Borrowing the phrase by Francois Mitterand: “The numbers are relentless and the events are stubborn” Vice President of New Democracy, Kostis Hatzidakis, stressed to the audience of 72nd Congress of the Pan-Hellenic Exporters’ Association that government’s over-reliance on the results of the Eurogroup meeting of June 15, contradicts the financial data.
Regarding taxation, ND Vice President and former Minister of Development and Transport reminded them, that in 2016 achieved a 20-year high (!).
“The economy is sluggish, Mr Chatzidakis said and referred another example, that of last year’s investments, where the country scores respectively a 20-year low.
The economy today is not even at 2014 status, he said, as the country – in terms of public debt –had received IMF’s certificate of viability and had successfully entered the markets.
On the contrary, today, Mr Chatzidakis stressed that debt is not viable, we didn’t return to markets, the country has not entered the quantitative easing program and capital controls continue.
“Trust rode on a horse and comes back walking”
The exporters’ conference was titled “The Ways of Exiting Crisis: Trust, Investments, Exports”. So, the Vice President of New Democracy took the opportunity to criticise the government on these fields.
Regarding climate of trust, Mr Hatzidakis said: “it rode on a horse and comes back walking”, thus underlining Greece’s “exit” from the investment map due to the lack of credibility.
Ministers should not “cry” for privatisations,” he said, referring to “stuck” investment plans, like Hellenico with 37 acres of designated forest area, SILO at the Port of Piraeus, which is considered an archaeological monument, and also the Privatisation of TRAINOSE.
How does the country come out of the crisis?

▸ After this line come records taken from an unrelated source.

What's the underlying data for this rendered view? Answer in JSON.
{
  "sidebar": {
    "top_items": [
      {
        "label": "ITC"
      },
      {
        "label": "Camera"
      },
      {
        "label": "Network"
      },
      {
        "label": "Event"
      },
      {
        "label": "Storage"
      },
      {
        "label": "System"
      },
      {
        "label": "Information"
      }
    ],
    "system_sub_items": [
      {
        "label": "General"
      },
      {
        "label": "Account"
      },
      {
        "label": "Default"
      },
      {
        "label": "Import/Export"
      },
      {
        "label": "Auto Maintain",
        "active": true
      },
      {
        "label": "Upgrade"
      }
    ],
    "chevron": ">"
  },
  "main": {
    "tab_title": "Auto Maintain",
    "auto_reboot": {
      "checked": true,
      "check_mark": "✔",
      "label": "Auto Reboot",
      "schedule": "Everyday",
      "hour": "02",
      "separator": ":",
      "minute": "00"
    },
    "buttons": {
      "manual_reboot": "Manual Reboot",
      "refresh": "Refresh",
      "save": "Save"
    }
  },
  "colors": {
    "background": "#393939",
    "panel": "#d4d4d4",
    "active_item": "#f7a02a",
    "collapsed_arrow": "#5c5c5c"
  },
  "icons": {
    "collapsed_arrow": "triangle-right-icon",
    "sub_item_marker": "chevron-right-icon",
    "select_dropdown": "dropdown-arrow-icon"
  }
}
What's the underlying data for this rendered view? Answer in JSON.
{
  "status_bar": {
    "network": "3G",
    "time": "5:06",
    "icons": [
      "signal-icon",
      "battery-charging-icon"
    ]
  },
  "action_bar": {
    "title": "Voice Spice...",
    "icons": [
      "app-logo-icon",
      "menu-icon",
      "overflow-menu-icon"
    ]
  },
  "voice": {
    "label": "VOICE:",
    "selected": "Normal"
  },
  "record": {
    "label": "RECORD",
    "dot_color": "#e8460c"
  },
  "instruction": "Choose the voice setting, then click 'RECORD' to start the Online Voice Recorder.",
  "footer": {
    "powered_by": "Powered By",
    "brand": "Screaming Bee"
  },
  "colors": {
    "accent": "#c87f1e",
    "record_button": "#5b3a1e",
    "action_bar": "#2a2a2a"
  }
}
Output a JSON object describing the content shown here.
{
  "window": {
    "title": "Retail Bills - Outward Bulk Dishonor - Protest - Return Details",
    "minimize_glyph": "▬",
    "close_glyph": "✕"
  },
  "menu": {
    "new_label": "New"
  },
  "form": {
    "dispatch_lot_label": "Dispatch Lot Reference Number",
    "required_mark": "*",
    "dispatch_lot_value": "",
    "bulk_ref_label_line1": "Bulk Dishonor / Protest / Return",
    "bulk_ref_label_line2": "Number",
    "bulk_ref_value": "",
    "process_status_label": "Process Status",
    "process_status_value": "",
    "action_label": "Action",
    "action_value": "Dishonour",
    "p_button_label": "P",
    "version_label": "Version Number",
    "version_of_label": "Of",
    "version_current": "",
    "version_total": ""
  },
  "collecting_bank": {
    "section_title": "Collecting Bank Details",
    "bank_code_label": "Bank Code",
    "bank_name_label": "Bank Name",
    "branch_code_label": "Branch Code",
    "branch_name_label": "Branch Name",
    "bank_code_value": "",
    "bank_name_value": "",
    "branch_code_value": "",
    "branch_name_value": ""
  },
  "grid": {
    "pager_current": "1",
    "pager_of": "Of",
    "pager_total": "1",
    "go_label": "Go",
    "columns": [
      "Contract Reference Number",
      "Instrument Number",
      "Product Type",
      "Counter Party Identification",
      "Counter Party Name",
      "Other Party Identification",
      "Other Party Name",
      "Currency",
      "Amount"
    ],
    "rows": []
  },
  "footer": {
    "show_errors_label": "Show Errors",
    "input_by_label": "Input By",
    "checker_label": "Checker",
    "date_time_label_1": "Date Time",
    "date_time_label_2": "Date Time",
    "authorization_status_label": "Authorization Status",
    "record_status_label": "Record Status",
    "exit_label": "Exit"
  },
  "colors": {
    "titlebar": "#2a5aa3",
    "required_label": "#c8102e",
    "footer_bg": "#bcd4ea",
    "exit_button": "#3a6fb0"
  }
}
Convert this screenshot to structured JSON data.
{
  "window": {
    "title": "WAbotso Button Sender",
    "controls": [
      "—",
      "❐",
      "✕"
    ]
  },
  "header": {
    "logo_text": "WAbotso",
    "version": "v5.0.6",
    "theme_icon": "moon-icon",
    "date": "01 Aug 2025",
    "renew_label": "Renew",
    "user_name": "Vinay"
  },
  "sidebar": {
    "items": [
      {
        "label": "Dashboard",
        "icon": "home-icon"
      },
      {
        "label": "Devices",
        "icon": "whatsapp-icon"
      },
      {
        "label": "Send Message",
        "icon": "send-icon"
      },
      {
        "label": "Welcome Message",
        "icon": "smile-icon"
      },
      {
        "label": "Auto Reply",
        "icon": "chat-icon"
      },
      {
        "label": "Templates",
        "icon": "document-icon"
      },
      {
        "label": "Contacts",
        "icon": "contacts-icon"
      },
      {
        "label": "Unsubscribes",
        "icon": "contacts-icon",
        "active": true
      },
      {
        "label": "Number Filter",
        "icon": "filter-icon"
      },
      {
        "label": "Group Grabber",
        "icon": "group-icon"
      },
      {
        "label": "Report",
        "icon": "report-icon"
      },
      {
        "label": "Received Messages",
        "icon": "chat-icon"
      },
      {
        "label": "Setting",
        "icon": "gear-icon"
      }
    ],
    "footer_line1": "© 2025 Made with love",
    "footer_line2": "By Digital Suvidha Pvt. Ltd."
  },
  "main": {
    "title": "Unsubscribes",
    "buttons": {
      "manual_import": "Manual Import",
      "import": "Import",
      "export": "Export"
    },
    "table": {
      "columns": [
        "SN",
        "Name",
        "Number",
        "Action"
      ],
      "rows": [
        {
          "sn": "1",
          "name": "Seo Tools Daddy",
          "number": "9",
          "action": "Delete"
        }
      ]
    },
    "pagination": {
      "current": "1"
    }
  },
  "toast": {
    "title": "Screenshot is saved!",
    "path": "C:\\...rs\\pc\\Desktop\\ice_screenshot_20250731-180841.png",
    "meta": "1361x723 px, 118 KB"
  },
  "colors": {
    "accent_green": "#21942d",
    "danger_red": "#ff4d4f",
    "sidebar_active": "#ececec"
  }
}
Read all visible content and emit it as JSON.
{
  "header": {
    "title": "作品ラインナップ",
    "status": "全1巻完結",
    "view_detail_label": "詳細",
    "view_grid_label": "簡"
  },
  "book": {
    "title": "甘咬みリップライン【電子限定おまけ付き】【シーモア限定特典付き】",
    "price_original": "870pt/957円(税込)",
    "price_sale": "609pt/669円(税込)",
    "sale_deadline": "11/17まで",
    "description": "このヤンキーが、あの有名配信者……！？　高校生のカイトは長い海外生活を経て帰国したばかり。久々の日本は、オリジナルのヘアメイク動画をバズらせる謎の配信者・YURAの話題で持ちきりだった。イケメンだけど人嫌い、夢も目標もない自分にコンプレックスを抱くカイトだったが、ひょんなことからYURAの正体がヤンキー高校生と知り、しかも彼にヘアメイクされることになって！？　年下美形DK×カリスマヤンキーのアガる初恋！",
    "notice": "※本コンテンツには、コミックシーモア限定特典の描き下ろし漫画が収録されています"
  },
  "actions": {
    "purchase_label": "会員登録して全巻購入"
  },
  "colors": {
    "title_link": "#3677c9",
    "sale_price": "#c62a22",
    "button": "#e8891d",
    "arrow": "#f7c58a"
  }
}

Mr Chatzidakis wondered and said that New Democracy has a 5 key points plan, that can bring back rapid growth rates in the Greek economy.
The primary goal of the major opposition is a reforming government, in a sense of a “National Team”.
Second, according to Mr Hatzidakis, it is necessary to deal with red loans efficiently, in order to improve entrepreneurship
Troika has been “Greekised”
Thirdly, there is a need for substantial intervention in the field of taxation
“We, the current Government and Troika made mistakes,” said Mr Hatzidakis pointing out that a lot of “doing and undoing” took place on tax legislation.
With the caustic comment “the troika has been Greekised,” Vice-president of New Democracy stressed the fact that the representatives of the lenders, following the bad Greek practice, accept – and even propose – the constant change in the tax rates.
As the fifth point, for the reversal of the Economy, Mr. Hatzidakis set out, the promotion of structural changes for liberalisation of the Economy, as it has done – with positive results – in the past, in milk market, tuition of private schools, and book market.